Below is how I "tested"
SELECT id,
COUNT(a) AS b,
SUM(a) AS c,
COUNT(a)/SUM(a) AS k1,
b/SUM(a) AS k2,
COUNT(a)/c AS k3,
MAX(1) * (b/c) AS k4
FROM
(SELECT 1 AS id, 1 AS a),
(SELECT 1 AS id, 2 AS a),
(SELECT 1 AS id, 3 AS a),
(SELECT 1 AS id, 4 AS a),
(SELECT 2 AS id, 1 AS a),
(SELECT 2 AS id, 2 AS a),
(SELECT 2 AS id, 3 AS a),
GROUP BY id
Upvotes: 0
Reputation: 172993
Any Ideas on how to fix it?
The GROUP BY clause allows you to group rows that have the same values for a given field or set of fields so that you can compute aggregations of related fields. Thus, in SELECT list you can have either fields that you group by or aggregations
Accepting above - your first example fails as expected and second one works as expected.
So, nothing to fix really!
Is there a way to create a variable within the select function for calculation purposes but not have it show up in the final results?
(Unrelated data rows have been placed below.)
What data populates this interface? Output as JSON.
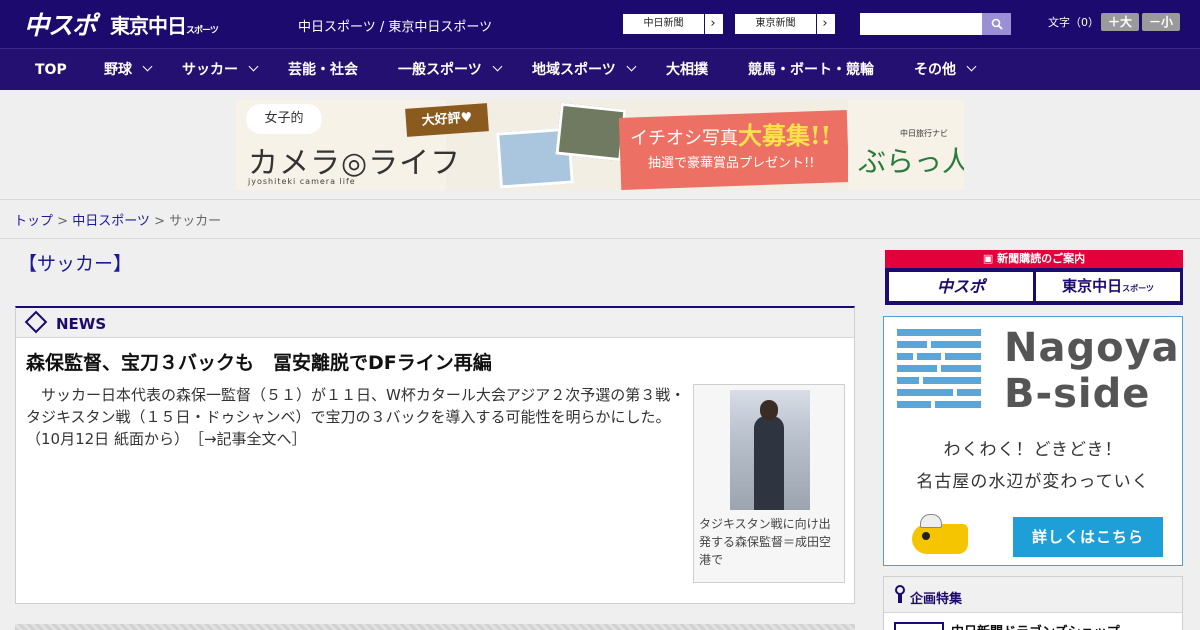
{
  "header": {
    "logo_chunichi_sports": "中スポ",
    "logo_tokyo_chunichi": "東京中日",
    "logo_tokyo_suffix": "スポーツ",
    "site_links": "中日スポーツ / 東京中日スポーツ",
    "link_chunichi_shimbun": "中日新聞",
    "link_tokyo_shimbun": "東京新聞",
    "search_placeholder": "",
    "font_size_label": "文字（0）",
    "font_larger": "＋大",
    "font_smaller": "－小"
  },
  "nav": {
    "items": [
      {
        "label": "TOP",
        "dropdown": false
      },
      {
        "label": "野球",
        "dropdown": true
      },
      {
        "label": "サッカー",
        "dropdown": true
      },
      {
        "label": "芸能・社会",
        "dropdown": false
      },
      {
        "label": "一般スポーツ",
        "dropdown": true
      },
      {
        "label": "地域スポーツ",
        "dropdown": true
      },
      {
        "label": "大相撲",
        "dropdown": false
      },
      {
        "label": "競馬・ボート・競輪",
        "dropdown": false
      },
      {
        "label": "その他",
        "dropdown": true
      }
    ]
  },
  "banner": {
    "bubble": "女子的",
    "title": "カメラ◎ライフ",
    "subtitle": "jyoshiteki camera life",
    "ribbon": "大好評♥",
    "headline_pre": "イチオシ写真",
    "headline_em": "大募集!!",
    "prize": "抽選で豪華賞品プレゼント!!",
    "sponsor_small": "中日旅行ナビ",
    "sponsor_big": "ぶらっ人"
  },
  "breadcrumb": {
    "home": "トップ",
    "sep": " > ",
    "section": "中日スポーツ",
    "current": "サッカー"
  },
  "main": {
    "section_title": "【サッカー】",
    "news_label": "NEWS",
    "headline": "森保監督、宝刀３バックも　冨安離脱でDFライン再編",
    "body": "　サッカー日本代表の森保一監督（５１）が１１日、W杯カタール大会アジア２次予選の第３戦・タジキスタン戦（１５日・ドゥシャンベ）で宝刀の３バックを導入する可能性を明らかにした。（10月12日 紙面から）",
    "read_more": "［→記事全文へ］",
    "photo_caption": "タジキスタン戦に向け出発する森保監督＝成田空港で"
  },
  "sidebar": {
    "subscribe_header": "新聞購読のご案内",
    "subscribe_chunichi": "中スポ",
    "subscribe_tokyo": "東京中日",
    "subscribe_tokyo_suffix": "スポーツ",
    "promo_title_line1": "Nagoya",
    "promo_title_line2": "B-side",
    "promo_line1": "わくわく！どきどき！",
    "promo_line2": "名古屋の水辺が変わっていく",
    "promo_cta": "詳しくはこちら",
    "feature_label": "企画特集",
    "feature_item": "中日新聞ドラゴンズショップ"
  },
  "colors": {
    "header_bg": "#1c0a6e",
    "nav_bg": "#241070",
    "link": "#1a1a9a",
    "subscribe_red": "#e4003a",
    "promo_blue": "#1e9fd8"
  }
}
You can use subquery for this
For example assuming your original query is:
SELECT
ch,
COUNT(DISTINCT(AC_SessionID),15000000) AS UniqueSessions,
COUNT(IF(Action CONTAINS "request_data",1,NULL)) AS Requests,
ROUND(COUNT(IF(Action CONTAINS "request_data",1,NULL))/UniqueSessions,1) AS RequestsPerSession
FROM YourTable
GROUP BY ch
With subquery it can look as something like below:
SELECT
ch,
COUNT(DISTINCT(AC_SessionID),15000000) AS UniqueSessions,
COUNT(request) AS Requests,
ROUND(COUNT(request)/COUNT(DISTINCT(AC_SessionID),15000000),1) AS RequestsPerSession
FROM (
SELECT
ch,
AC_SessionID,
IF(Action CONTAINS "request_data",1,NULL) AS request
FROM YourTable
)
GROUP BY ch
which can be further "transformed" to
SELECT
ch,
UniqueSessions,
Requests,
ROUND(Requests/UniqueSessions, 1) AS RequestsPerSession
FROM (
SELECT
ch,
COUNT(DISTINCT(AC_SessionID),15000000) AS UniqueSessions,
COUNT(request) AS Requests,
FROM (
SELECT
ch,
AC_SessionID,
IF(Action CONTAINS "request_data",1,NULL) AS request
FROM YourTable
)
GROUP BY ch
)
At to which extend to go with such "optimization" is upto personal preferences, I think
As for the subquery option, doesn't it increase the volume of data that we run on as it is double the data (almost double) - we have a lot of data so costs does start to an issue
Within the same query you can have multiple subqueries against the same table(s) and you will be charged only as you do it ones! So far, this is how billing works. So you shouldn't worry about it. BigQuery is smart enough to optimize actual data usage, so performance also shouldn't be of much concern I think
Upvotes: 1